3. Don't become overdependent on just one customer.
Here's the thing about providing services as a business. That means the one that's paying you is your customer. That, my friends, is Doordash. Even though a lot of your pay is from customer tips, Doordash is still the one facilitating it (and whether they admit it or not, using those tips to determine base pay).
That means Doordash is your customer, not your boss.
It also means they shouldn't be the only delivery platform you work with. It's a bad idea for any business to have only one customer. Too much can go wrong.

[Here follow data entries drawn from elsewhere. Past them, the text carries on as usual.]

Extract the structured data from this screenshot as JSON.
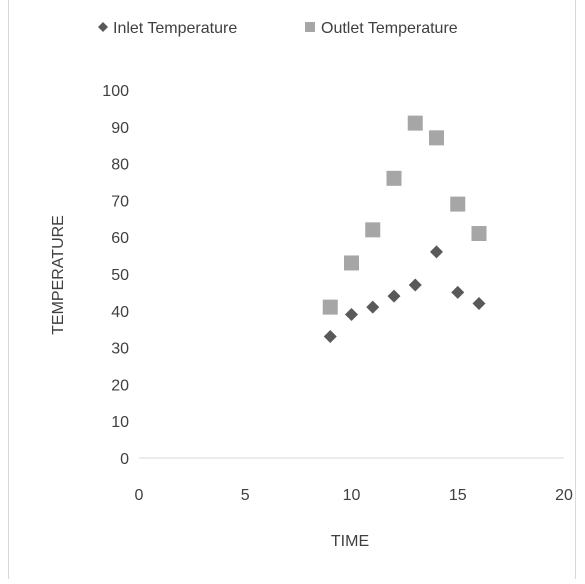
{
  "chart_data": {
    "type": "scatter",
    "title": "",
    "xlabel": "TIME",
    "ylabel": "TEMPERATURE",
    "xlim": [
      0,
      20
    ],
    "ylim": [
      0,
      100
    ],
    "xticks": [
      0,
      5,
      10,
      15,
      20
    ],
    "yticks": [
      0,
      10,
      20,
      30,
      40,
      50,
      60,
      70,
      80,
      90,
      100
    ],
    "grid": false,
    "legend_position": "top",
    "series": [
      {
        "name": "Inlet Temperature",
        "marker": "diamond",
        "color": "#595959",
        "x": [
          9,
          10,
          11,
          12,
          13,
          14,
          15,
          16
        ],
        "y": [
          33,
          39,
          41,
          44,
          47,
          56,
          45,
          42
        ]
      },
      {
        "name": "Outlet Temperature",
        "marker": "square",
        "color": "#a6a6a6",
        "x": [
          9,
          10,
          11,
          12,
          13,
          14,
          15,
          16
        ],
        "y": [
          41,
          53,
          62,
          76,
          91,
          87,
          69,
          61
        ]
      }
    ]
  }
}
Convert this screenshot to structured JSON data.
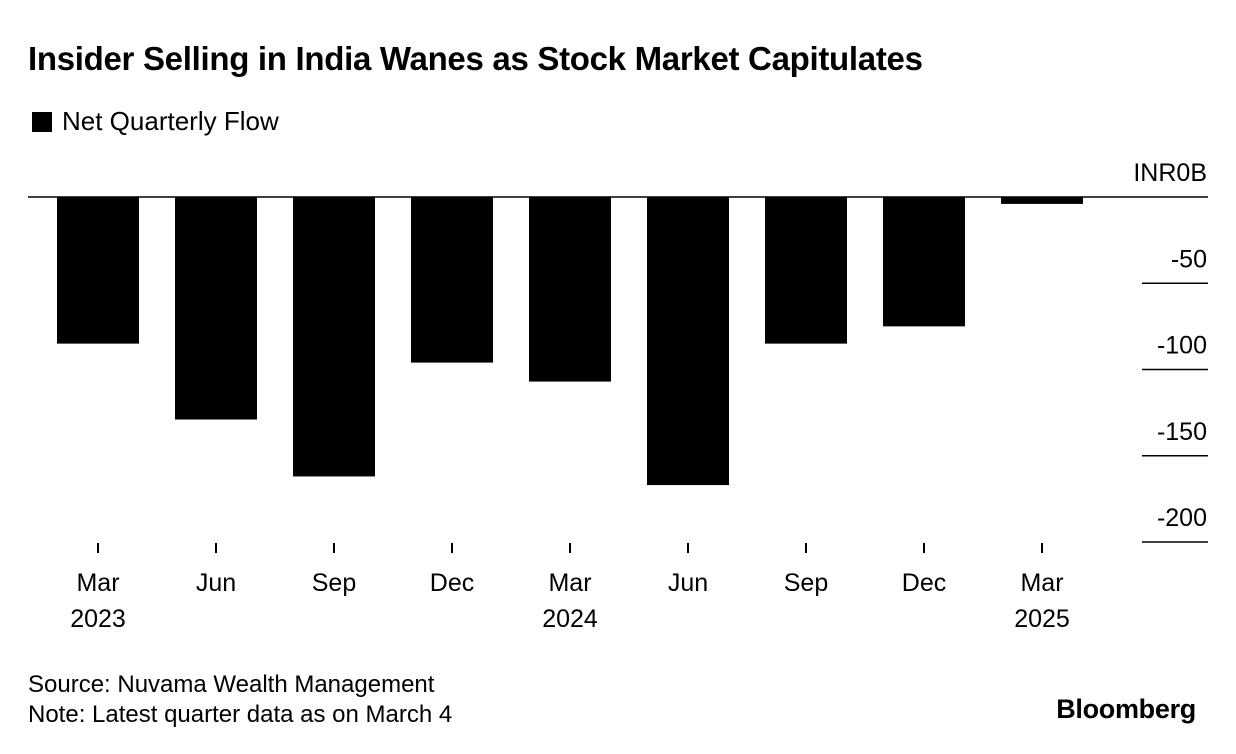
{
  "title": "Insider Selling in India Wanes as Stock Market Capitulates",
  "legend": {
    "label": "Net Quarterly Flow",
    "swatch_color": "#000000"
  },
  "footer": {
    "source": "Source: Nuvama Wealth Management",
    "note": "Note: Latest quarter data as on March 4"
  },
  "brand": "Bloomberg",
  "chart_data": {
    "type": "bar",
    "title": "Insider Selling in India Wanes as Stock Market Capitulates",
    "xlabel": "",
    "ylabel": "",
    "categories": [
      "Mar 2023",
      "Jun",
      "Sep",
      "Dec",
      "Mar 2024",
      "Jun",
      "Sep",
      "Dec",
      "Mar 2025"
    ],
    "x_tick_labels": [
      [
        "Mar",
        "2023"
      ],
      [
        "Jun",
        ""
      ],
      [
        "Sep",
        ""
      ],
      [
        "Dec",
        ""
      ],
      [
        "Mar",
        "2024"
      ],
      [
        "Jun",
        ""
      ],
      [
        "Sep",
        ""
      ],
      [
        "Dec",
        ""
      ],
      [
        "Mar",
        "2025"
      ]
    ],
    "series": [
      {
        "name": "Net Quarterly Flow",
        "color": "#000000",
        "values": [
          -85,
          -129,
          -162,
          -96,
          -107,
          -167,
          -85,
          -75,
          -4
        ]
      }
    ],
    "ylim": [
      -200,
      0
    ],
    "y_ticks": [
      0,
      -50,
      -100,
      -150,
      -200
    ],
    "y_tick_labels": [
      "INR0B",
      "-50",
      "-100",
      "-150",
      "-200"
    ],
    "y_axis_position": "right",
    "grid": false,
    "legend_position": "top-left"
  }
}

Doordash is bidding for your services on a delivery by delivery basis. Your ability to make more increases if other delivery apps (or other gig economy services) can bid for your services as well.
4. Bee your own boss.
Doordash is offering less pay per delivery. That's obvious.
It doesn't mean you have to take less pay per delivery.
You have the option to make your own decisions. You can set your price as we talked about. This also means you can work with several customers.
Doordash can not legally tell you what offers to take. Nor can they tell you what percentage of deliveries you can accept. They can offer incentives like Top Dasher status for a higher acceptance rate, but they can't punish or terminate you for not accepting deliveries.
The only way they can do that is if they made this a real job, as in hiring you as a W2 employee, paying benefits, minimum wage, insurance, all those things. They chose not to do that.
But that also means they chose to let you be your own boss.